Цыганский хор Васильева со времен второй крымской кампании считался главной достопримечательностью Грузин. И хотя старый дирижер Яков Васильев год назад умер, передав дело племяннику, хор по-прежнему назывался москвичами «васильевским». Цыгане, певшие у Осетрова, могли поспорить голосами с лучшими артистами «Яра» и «Стрельны», примадонн Машу, Анну, Елену Степановну знала вся Москва. Но самой известной, «несравненной», «божественной» была дочь покойного дирижера Настасья Яковлевна, знаменитая Настя, «степная звезда романса», как писалось в газетах. «На Настю» приезжали целыми компаниями, слушать ее первым делом вели приехавших из провинции знакомых, о ней сочинялись стихи, специально для нее писались романсы. Не было москвича, который, услышав имя Насти из Грузин, не зажмурился бы мечтательно, не прищелкнул бы языком и не протянул бы со вздохом: «Да-с, Настька… Богиня-цыганка!»

Сквозь залитые дождем стекла ресторана смутно был виден темноватый зал со столами под камчатными скатертями, натертый паркет, огоньки свечей, хрусталь. На небольшой эстраде помещался цыганский хор: певицы в черных и белых платьях, оживлявшихся цветными шалями через плечо, плясуньи в легких шелковых юбках и монистах. За их спинами стояли гитаристы в старомодных казакинах темно-синего сукна. Перед хором стоял дирижер Митро Дмитриев, знаменитый Дмитрий Трофимыч – пятидесятилетний седой как лунь цыган с подтянутой широкоплечей фигурой, со скуластым лицом и узкими восточными глазами, за которые он и получил свое прозвище Арапо.[1] При взгляде на хор можно было заметить, что по крайней мере половина молодых солисток – дочери хоревода, такие же темнолицые, широкоскулые и узкоглазые. Жена Митро Елена Степановна, красивая, еще не старая цыганка с полным добродушным лицом, сидела в центре. Она считалась одним из лучших альтов хора, и от ее густого голоса дрожали свечи на столиках. А старые москвичи помнили еще время, когда Елена Степановна была Илонкой, девчонкой, похищенной Митро из табора венгерских цыган, лучшей плясуньей Москвы, под ноги которой летели ассигнации, кольца и броши.

Митро взял гитару на отлет, быстро, по-молодому обернулся к залу. Сдержанно улыбнулся на аплодисменты, вежливым жестом попросил тишины и коротко объявил:

– Господа – Настя!

Зал взорвался новой бешеной волной аплодисментов. Они усилились втрое, когда на эстраду не спеша поднялась женщина в черном платье.

Звезда хора не была молода: ей уже исполнилось тридцать восемь лет. Прекрасно сохранившаяся фигура Насти казалась еще стройнее в строгом платье с узким лифом, выгодно оттенявшим смуглое лицо певицы. К корсажу платья была приколота бледная роза. В высокой, с вороненым отливом прическе Насти блестел бриллиантовый гребень. Длинные изумрудные серьги бросали россыпи искр на спокойное строгое лицо, при взгляде на которое сразу становилось ясно, как ослепительно хороша была в юные годы примадонна хора. Тонкие брови, внимательный и грустный взор темных глаз, изящные скулы, прямой нос, строгий рисунок губ, бархотка с алмазной капелькой на длинной шее. В полумраке эстрады почти незаметны были два неровных шрама, пересекающие левую щеку Насти. Только эти шрамы да скрытая горечь улыбки портили великолепную красоту артистки-цыганки.

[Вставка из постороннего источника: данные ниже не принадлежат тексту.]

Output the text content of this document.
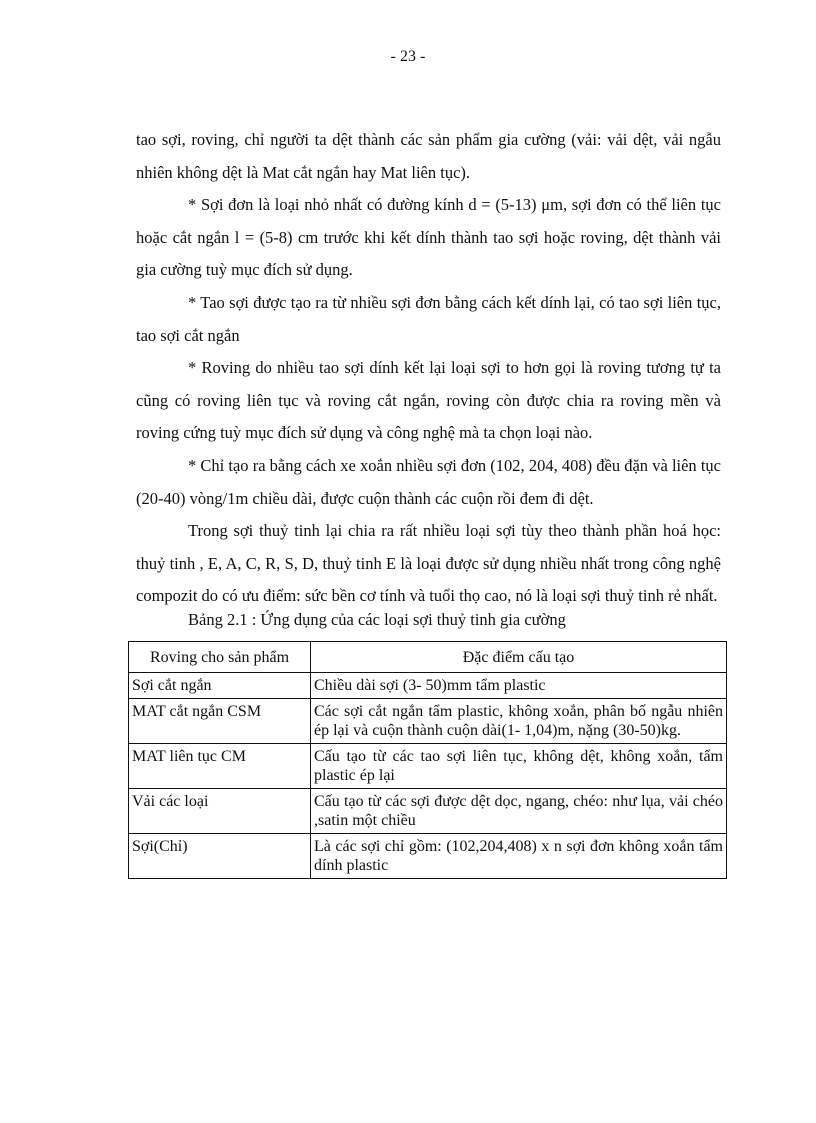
- 23 -

tao sợi, roving, chỉ người ta dệt thành các sản phẩm gia cường (vải: vải dệt, vải ngẫu nhiên không dệt là Mat cắt ngắn hay Mat liên tục).

* Sợi đơn là loại nhỏ nhất có đường kính d = (5-13) μm, sợi đơn có thể liên tục hoặc cắt ngắn l = (5-8) cm trước khi kết dính thành tao sợi hoặc roving, dệt thành vải gia cường tuỳ mục đích sử dụng.

* Tao sợi được tạo ra từ nhiều sợi đơn bằng cách kết dính lại, có tao sợi liên tục, tao sợi cắt ngắn

* Roving do nhiều tao sợi dính kết lại loại sợi to hơn gọi là roving tương tự ta cũng có roving liên tục và roving cắt ngắn, roving còn được chia ra roving mền và roving cứng tuỳ mục đích sử dụng và công nghệ mà ta chọn loại nào.

* Chỉ tạo ra bằng cách xe xoắn nhiều sợi đơn (102, 204, 408) đều đặn và liên tục (20-40) vòng/1m chiều dài, được cuộn thành các cuộn rồi đem đi dệt.

Trong sợi thuỷ tinh lại chia ra rất nhiều loại sợi tùy theo thành phần hoá học: thuỷ tinh , E, A, C, R, S, D, thuỷ tinh E là loại được sử dụng nhiều nhất trong công nghệ compozit do có ưu điểm: sức bền cơ tính và tuổi thọ cao, nó là loại sợi thuỷ tinh rẻ nhất.

Bảng 2.1 : Ứng dụng của các loại sợi thuỷ tinh gia cường
Roving cho sản phẩm	Đặc điểm cấu tạo
Sợi cắt ngắn	Chiều dài sợi (3- 50)mm tẩm plastic
MAT cắt ngắn CSM	Các sợi cắt ngắn tẩm plastic, không xoắn, phân bố ngẫu nhiên ép lại và cuộn thành cuộn dài(1- 1,04)m, nặng (30-50)kg.
MAT liên tục CM	Cấu tạo từ các tao sợi liên tục, không dệt, không xoắn, tẩm plastic ép lại
Vải các loại	Cấu tạo từ các sợi được dệt dọc, ngang, chéo: như lụa, vải chéo ,satin một chiều
Sợi(Chỉ)	Là các sợi chỉ gồm: (102,204,408) x n sợi đơn không xoắn tẩm dính plastic
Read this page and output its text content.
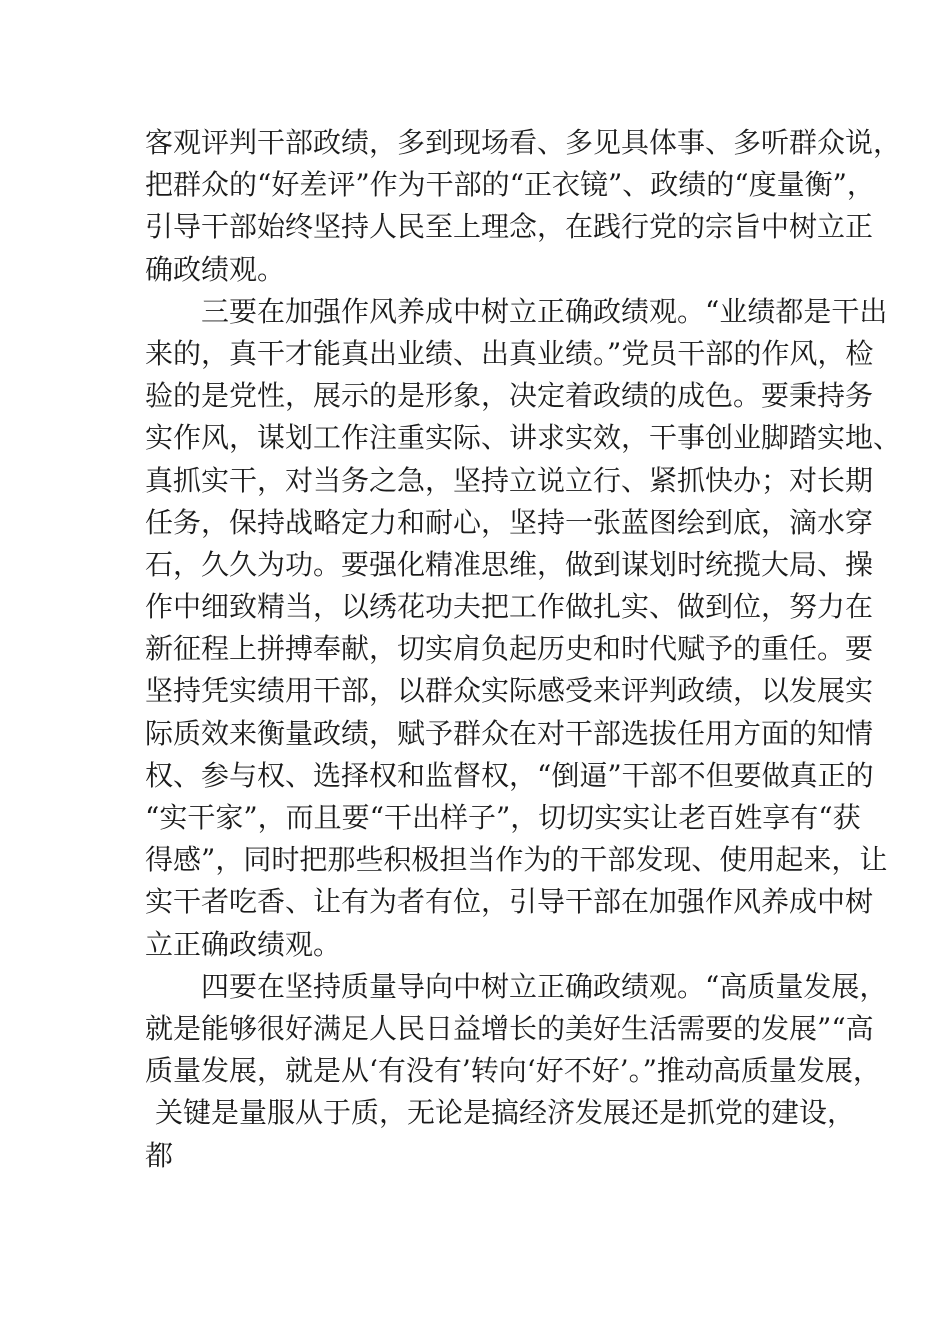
客观评判干部政绩，多到现场看、多见具体事、多听群众说，
把群众的“好差评”作为干部的“正衣镜”、政绩的“度量衡”，
引导干部始终坚持人民至上理念，在践行党的宗旨中树立正
确政绩观。
三要在加强作风养成中树立正确政绩观。“业绩都是干出
来的，真干才能真出业绩、出真业绩。”党员干部的作风，检
验的是党性，展示的是形象，决定着政绩的成色。要秉持务
实作风，谋划工作注重实际、讲求实效，干事创业脚踏实地、
真抓实干，对当务之急，坚持立说立行、紧抓快办；对长期
任务，保持战略定力和耐心，坚持一张蓝图绘到底，滴水穿
石，久久为功。要强化精准思维，做到谋划时统揽大局、操
作中细致精当，以绣花功夫把工作做扎实、做到位，努力在
新征程上拼搏奉献，切实肩负起历史和时代赋予的重任。要
坚持凭实绩用干部，以群众实际感受来评判政绩，以发展实
际质效来衡量政绩，赋予群众在对干部选拔任用方面的知情
权、参与权、选择权和监督权，“倒逼”干部不但要做真正的
“实干家”，而且要“干出样子”，切切实实让老百姓享有“获
得感”，同时把那些积极担当作为的干部发现、使用起来，让
实干者吃香、让有为者有位，引导干部在加强作风养成中树
立正确政绩观。
四要在坚持质量导向中树立正确政绩观。“高质量发展，
就是能够很好满足人民日益增长的美好生活需要的发展”“高
质量发展，就是从‘有没有’转向‘好不好’。”推动高质量发展，
关键是量服从于质，无论是搞经济发展还是抓党的建设，
都
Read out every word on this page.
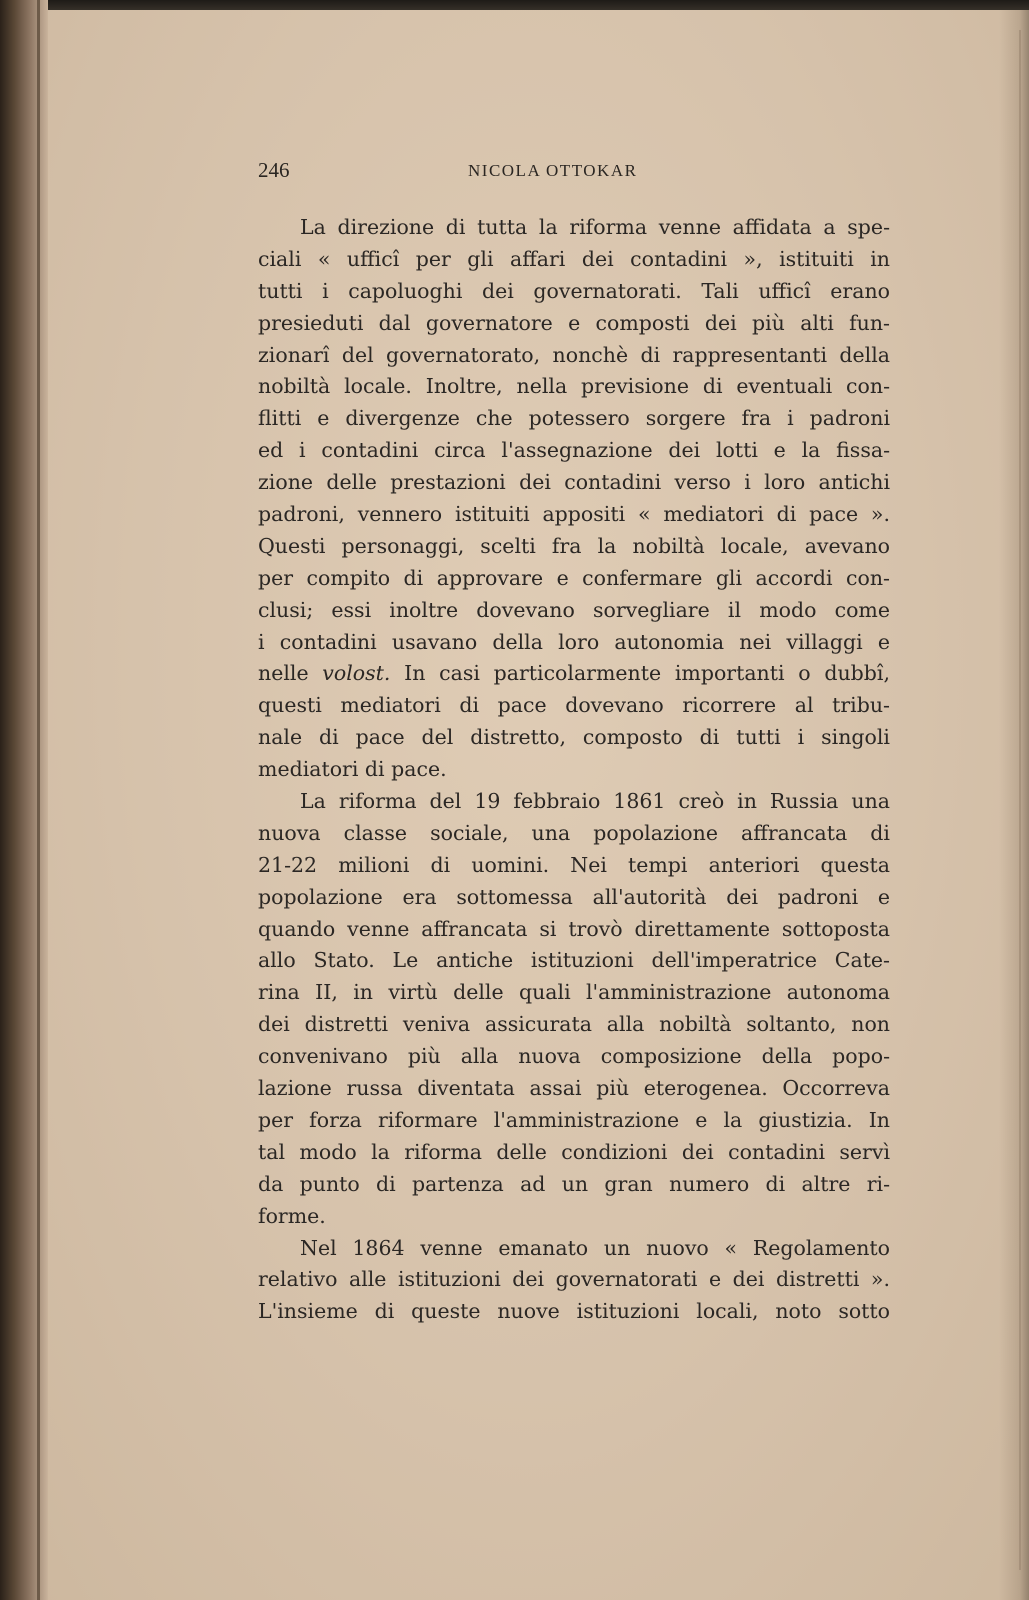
246	NICOLA OTTOKAR
La direzione di tutta la riforma venne affidata a spe-
ciali « ufficî per gli affari dei contadini », istituiti in
tutti i capoluoghi dei governatorati. Tali ufficî erano
presieduti dal governatore e composti dei più alti fun-
zionarî del governatorato, nonchè di rappresentanti della
nobiltà locale. Inoltre, nella previsione di eventuali con-
flitti e divergenze che potessero sorgere fra i padroni
ed i contadini circa l'assegnazione dei lotti e la fissa-
zione delle prestazioni dei contadini verso i loro antichi
padroni, vennero istituiti appositi « mediatori di pace ».
Questi personaggi, scelti fra la nobiltà locale, avevano
per compito di approvare e confermare gli accordi con-
clusi; essi inoltre dovevano sorvegliare il modo come
i contadini usavano della loro autonomia nei villaggi e
nelle volost. In casi particolarmente importanti o dubbî,
questi mediatori di pace dovevano ricorrere al tribu-
nale di pace del distretto, composto di tutti i singoli
mediatori di pace.
La riforma del 19 febbraio 1861 creò in Russia una
nuova classe sociale, una popolazione affrancata di
21-22 milioni di uomini. Nei tempi anteriori questa
popolazione era sottomessa all'autorità dei padroni e
quando venne affrancata si trovò direttamente sottoposta
allo Stato. Le antiche istituzioni dell'imperatrice Cate-
rina II, in virtù delle quali l'amministrazione autonoma
dei distretti veniva assicurata alla nobiltà soltanto, non
convenivano più alla nuova composizione della popo-
lazione russa diventata assai più eterogenea. Occorreva
per forza riformare l'amministrazione e la giustizia. In
tal modo la riforma delle condizioni dei contadini servì
da punto di partenza ad un gran numero di altre ri-
forme.
Nel 1864 venne emanato un nuovo « Regolamento
relativo alle istituzioni dei governatorati e dei distretti ».
L'insieme di queste nuove istituzioni locali, noto sotto
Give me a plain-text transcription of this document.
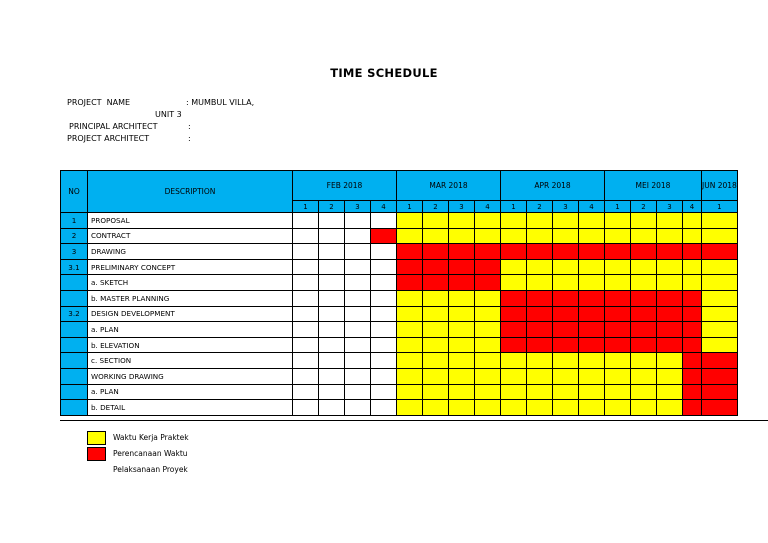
TIME SCHEDULE
PROJECT  NAME	: MUMBUL VILLA,
UNIT 3
PRINCIPAL ARCHITECT	:
PROJECT ARCHITECT	:
NO	DESCRIPTION	FEB 2018				MAR 2018				APR 2018				MEI 2018				JUN 2018
		1	2	3	4	1	2	3	4	1	2	3	4	1	2	3	4	1
1	PROPOSAL																	
2	CONTRACT																	
3	DRAWING																	
3.1	PRELIMINARY CONCEPT																	
	a. SKETCH																	
	b. MASTER PLANNING																	
3.2	DESIGN DEVELOPMENT																	
	a. PLAN																	
	b. ELEVATION																	
	c. SECTION																	
	WORKING DRAWING																	
	a. PLAN																	
	b. DETAIL																	
Waktu Kerja Praktek
Perencanaan Waktu
Pelaksanaan Proyek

Настя молча стояла у края эстрады, ожидая, пока улягутся аплодисменты. Дождавшись полной тишины, она обернулась к хору, и из заднего ряда вышел со скрипкой ее старший сын, которому недавно исполнился двадцать один год. Это был высокий парень с резковатыми чертами, похожий на мать лишь спокойным взглядом темных, чуть раскосых глаз. Он встал за спиной Насти. Слева подошел Митро с гитарой. Певучий звук скрипки в тишине оторвался от смычка и поплыл в зал. Осторожно, словно боясь нарушить течение грустной мелодии, мягким перебором вступила гитара. Настя взяла дыхание; усталым, «сломанным», как писали в газетах, движением положила руку на грудь.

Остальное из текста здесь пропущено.